= British Safety Industry Federation =

British trade association

The British Safety Industry Federation (BSIF) is the UK's leading trade body within the safety industry. As of 2024 it has some 400 members including manufacturers, distributors, test houses, certification bodies, safety professionals and service providers. Its CEO is Andy Murray.

The BSIF is a federation of seven independent trade associations:
- The BSIF Association of Safety Professionals
- The BSIF Safety Distributor Association
- The BSIF Environmental Safety Association
- The BSIF Occupational Health Association
- The BSIF Personal Safety Manufacturers Association [PSMA]
- The BSIF Test and Certification Association
- The BSIF Trade Body Forum

Its aim is to provide support and guidance on a wide range of occupational safety issues.

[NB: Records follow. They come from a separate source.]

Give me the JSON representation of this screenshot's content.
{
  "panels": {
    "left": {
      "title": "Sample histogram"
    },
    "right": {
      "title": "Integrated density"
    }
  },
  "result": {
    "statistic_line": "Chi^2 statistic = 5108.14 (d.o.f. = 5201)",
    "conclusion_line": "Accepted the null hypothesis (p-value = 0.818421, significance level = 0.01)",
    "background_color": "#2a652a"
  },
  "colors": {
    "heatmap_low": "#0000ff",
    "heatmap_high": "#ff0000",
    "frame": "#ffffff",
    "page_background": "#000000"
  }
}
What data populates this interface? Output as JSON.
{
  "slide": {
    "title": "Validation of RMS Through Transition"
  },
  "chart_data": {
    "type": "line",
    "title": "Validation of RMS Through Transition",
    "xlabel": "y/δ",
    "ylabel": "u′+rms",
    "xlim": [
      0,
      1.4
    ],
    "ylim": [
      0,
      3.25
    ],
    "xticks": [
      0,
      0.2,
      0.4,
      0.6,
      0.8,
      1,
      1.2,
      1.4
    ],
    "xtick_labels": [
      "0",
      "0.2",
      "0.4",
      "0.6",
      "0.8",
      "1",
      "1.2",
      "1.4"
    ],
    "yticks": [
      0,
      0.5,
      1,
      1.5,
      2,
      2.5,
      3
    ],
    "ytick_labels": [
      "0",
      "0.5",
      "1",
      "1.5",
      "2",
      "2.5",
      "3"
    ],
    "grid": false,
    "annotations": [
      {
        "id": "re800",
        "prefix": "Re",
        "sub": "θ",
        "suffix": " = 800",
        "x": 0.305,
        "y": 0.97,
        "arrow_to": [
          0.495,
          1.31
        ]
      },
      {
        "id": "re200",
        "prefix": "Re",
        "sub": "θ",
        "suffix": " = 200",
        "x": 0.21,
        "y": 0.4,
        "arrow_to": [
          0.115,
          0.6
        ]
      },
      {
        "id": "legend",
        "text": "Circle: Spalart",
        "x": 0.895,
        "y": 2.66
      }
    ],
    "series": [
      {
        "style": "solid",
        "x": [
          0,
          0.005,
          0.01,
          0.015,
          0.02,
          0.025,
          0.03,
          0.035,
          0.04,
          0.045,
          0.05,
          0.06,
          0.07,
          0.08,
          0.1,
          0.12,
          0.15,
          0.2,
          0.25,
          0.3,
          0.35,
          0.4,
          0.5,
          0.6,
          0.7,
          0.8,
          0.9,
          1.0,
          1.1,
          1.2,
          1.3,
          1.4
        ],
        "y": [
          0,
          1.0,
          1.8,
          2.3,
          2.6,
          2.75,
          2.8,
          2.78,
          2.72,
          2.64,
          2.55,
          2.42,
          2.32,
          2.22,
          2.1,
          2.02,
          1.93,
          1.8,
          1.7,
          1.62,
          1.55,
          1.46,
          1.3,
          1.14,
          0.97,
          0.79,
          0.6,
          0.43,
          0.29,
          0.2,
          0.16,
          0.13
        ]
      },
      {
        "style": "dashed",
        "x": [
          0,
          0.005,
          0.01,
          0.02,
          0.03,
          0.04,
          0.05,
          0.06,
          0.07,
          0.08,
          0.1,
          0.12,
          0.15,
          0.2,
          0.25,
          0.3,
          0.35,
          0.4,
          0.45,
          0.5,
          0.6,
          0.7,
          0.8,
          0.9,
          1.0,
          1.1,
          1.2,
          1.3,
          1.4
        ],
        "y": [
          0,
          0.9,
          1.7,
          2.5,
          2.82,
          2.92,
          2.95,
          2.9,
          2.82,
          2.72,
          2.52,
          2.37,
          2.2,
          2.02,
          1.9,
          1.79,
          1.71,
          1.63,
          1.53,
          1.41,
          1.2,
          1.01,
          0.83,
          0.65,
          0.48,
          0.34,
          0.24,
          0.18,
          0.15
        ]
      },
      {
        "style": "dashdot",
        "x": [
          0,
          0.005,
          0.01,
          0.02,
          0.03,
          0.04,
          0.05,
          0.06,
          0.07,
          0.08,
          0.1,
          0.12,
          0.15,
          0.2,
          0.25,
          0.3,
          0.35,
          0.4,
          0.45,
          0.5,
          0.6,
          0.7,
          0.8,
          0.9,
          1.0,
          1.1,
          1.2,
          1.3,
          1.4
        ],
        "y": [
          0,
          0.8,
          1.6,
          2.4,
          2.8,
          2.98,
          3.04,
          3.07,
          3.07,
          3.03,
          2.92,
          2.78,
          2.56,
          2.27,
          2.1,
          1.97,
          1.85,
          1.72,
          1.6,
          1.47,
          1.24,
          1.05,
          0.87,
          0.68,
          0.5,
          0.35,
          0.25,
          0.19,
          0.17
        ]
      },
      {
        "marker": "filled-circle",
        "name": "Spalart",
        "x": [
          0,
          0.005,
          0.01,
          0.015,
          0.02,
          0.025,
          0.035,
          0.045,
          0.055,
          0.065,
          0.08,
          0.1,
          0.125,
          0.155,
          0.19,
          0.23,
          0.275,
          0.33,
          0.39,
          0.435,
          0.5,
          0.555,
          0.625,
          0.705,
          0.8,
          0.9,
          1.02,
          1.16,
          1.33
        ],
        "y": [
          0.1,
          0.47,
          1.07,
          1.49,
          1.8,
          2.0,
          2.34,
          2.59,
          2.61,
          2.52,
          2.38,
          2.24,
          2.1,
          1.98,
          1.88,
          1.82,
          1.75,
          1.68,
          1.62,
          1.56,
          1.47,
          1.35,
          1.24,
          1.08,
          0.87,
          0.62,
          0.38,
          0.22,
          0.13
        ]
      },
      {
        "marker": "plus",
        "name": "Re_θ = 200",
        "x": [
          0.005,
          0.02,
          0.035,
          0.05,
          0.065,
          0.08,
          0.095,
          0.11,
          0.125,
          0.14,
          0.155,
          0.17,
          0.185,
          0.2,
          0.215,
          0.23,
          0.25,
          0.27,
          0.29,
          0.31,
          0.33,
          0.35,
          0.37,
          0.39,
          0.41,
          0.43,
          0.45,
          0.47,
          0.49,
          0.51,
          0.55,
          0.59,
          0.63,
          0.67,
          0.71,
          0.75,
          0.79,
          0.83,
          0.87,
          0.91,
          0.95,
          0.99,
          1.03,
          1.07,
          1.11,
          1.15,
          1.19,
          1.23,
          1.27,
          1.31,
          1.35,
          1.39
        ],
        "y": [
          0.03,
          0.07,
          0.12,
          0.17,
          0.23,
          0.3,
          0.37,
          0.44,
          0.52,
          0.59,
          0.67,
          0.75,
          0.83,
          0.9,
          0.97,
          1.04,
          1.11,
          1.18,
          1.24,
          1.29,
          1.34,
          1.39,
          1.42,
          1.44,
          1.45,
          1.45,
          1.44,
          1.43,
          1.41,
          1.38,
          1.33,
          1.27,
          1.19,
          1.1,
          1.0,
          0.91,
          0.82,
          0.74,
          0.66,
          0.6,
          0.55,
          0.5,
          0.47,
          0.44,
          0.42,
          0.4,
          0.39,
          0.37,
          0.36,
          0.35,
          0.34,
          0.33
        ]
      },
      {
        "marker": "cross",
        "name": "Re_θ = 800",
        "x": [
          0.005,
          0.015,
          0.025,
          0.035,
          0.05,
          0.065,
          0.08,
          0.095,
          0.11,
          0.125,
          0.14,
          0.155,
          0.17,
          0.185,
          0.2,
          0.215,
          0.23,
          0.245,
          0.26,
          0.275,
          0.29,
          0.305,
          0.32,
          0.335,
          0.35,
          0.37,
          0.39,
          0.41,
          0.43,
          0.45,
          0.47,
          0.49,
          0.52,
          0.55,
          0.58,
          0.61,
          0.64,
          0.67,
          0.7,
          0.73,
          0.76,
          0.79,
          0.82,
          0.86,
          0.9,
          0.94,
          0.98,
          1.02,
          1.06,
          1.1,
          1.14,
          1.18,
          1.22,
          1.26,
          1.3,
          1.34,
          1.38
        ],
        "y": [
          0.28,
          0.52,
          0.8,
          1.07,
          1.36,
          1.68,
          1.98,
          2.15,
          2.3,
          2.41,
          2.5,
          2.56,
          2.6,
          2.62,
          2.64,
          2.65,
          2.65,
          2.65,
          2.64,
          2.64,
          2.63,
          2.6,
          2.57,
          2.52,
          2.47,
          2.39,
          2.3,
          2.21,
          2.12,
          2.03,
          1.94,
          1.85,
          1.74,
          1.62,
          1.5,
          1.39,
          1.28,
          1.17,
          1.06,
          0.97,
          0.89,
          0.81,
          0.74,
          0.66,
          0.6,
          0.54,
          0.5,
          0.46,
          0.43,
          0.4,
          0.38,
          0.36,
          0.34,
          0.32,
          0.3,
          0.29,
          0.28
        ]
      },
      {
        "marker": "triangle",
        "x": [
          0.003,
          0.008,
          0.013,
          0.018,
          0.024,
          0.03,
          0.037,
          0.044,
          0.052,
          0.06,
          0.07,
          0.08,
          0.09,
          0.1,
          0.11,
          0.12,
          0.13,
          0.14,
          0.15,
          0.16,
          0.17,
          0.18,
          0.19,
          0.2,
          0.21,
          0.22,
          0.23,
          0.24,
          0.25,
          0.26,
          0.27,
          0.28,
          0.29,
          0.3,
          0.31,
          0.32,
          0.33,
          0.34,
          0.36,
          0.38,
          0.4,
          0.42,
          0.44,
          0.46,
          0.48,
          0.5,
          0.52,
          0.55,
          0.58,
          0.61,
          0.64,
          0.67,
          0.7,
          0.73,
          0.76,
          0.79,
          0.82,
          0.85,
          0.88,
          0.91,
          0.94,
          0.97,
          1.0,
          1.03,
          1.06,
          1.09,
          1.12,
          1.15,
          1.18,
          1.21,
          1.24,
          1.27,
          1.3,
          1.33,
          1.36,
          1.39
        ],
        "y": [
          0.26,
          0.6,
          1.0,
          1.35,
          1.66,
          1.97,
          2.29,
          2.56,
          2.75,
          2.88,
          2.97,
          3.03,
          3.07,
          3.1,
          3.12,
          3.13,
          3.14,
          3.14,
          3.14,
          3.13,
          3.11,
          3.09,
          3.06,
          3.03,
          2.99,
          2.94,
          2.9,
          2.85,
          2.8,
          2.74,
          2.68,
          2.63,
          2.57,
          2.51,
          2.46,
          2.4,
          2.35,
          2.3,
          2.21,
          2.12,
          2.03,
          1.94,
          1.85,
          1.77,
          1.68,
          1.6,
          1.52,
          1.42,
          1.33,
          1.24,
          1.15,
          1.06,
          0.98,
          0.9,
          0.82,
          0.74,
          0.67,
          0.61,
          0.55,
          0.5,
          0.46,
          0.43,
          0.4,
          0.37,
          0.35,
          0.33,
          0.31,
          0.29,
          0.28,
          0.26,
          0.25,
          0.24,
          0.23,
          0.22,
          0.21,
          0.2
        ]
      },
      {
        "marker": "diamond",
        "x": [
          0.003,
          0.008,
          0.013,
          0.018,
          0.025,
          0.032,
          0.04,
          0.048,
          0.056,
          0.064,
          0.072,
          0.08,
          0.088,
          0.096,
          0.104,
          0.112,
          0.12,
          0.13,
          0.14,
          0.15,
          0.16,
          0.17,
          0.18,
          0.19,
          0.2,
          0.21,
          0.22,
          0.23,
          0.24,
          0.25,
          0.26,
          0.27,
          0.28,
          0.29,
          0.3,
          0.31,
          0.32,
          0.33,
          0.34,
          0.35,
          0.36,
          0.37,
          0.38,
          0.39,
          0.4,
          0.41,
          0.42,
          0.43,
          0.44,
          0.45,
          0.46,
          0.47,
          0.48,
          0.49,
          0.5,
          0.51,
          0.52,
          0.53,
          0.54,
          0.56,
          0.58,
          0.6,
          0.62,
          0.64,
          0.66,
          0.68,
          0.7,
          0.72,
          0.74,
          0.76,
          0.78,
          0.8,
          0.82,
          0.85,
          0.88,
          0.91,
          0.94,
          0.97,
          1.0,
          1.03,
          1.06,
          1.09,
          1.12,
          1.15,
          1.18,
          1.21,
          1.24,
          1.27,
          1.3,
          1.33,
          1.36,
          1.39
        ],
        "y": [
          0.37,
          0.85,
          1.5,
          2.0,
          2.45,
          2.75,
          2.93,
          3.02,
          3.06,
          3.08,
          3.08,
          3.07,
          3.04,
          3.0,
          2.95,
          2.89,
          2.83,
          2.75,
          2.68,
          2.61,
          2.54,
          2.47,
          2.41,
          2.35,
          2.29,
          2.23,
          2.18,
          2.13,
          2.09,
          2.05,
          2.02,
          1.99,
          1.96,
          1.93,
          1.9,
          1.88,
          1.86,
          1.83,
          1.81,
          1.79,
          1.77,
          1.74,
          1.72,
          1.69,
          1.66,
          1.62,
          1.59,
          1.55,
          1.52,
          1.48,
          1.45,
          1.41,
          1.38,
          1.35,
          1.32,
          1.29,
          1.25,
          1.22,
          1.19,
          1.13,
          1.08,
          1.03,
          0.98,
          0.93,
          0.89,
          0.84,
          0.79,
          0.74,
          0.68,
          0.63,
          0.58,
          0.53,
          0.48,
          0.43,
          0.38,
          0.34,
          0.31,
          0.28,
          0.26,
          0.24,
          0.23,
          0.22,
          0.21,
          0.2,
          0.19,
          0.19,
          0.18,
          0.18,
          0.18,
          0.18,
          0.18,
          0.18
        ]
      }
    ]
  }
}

The BSIF has active links with many government departments and over 130 representative trade bodies. It was a co-founder in 2012 of the Occupational Safety and Health Consultants Register, along with other bodies including the British Safety Council and the Health and Safety Executive.

The BSIF is the lead association for the Personal Protective Equipment (PPE) Directive and it is recognised as a Competent Authority by the Health and Safety Executive (HSE). After a member survey in 2024 revealed worn-out, substandard, and inadequate PPE, it called for renewed attention to PPE quality and planned to launch a PPE Saves Lives campaign in 2025.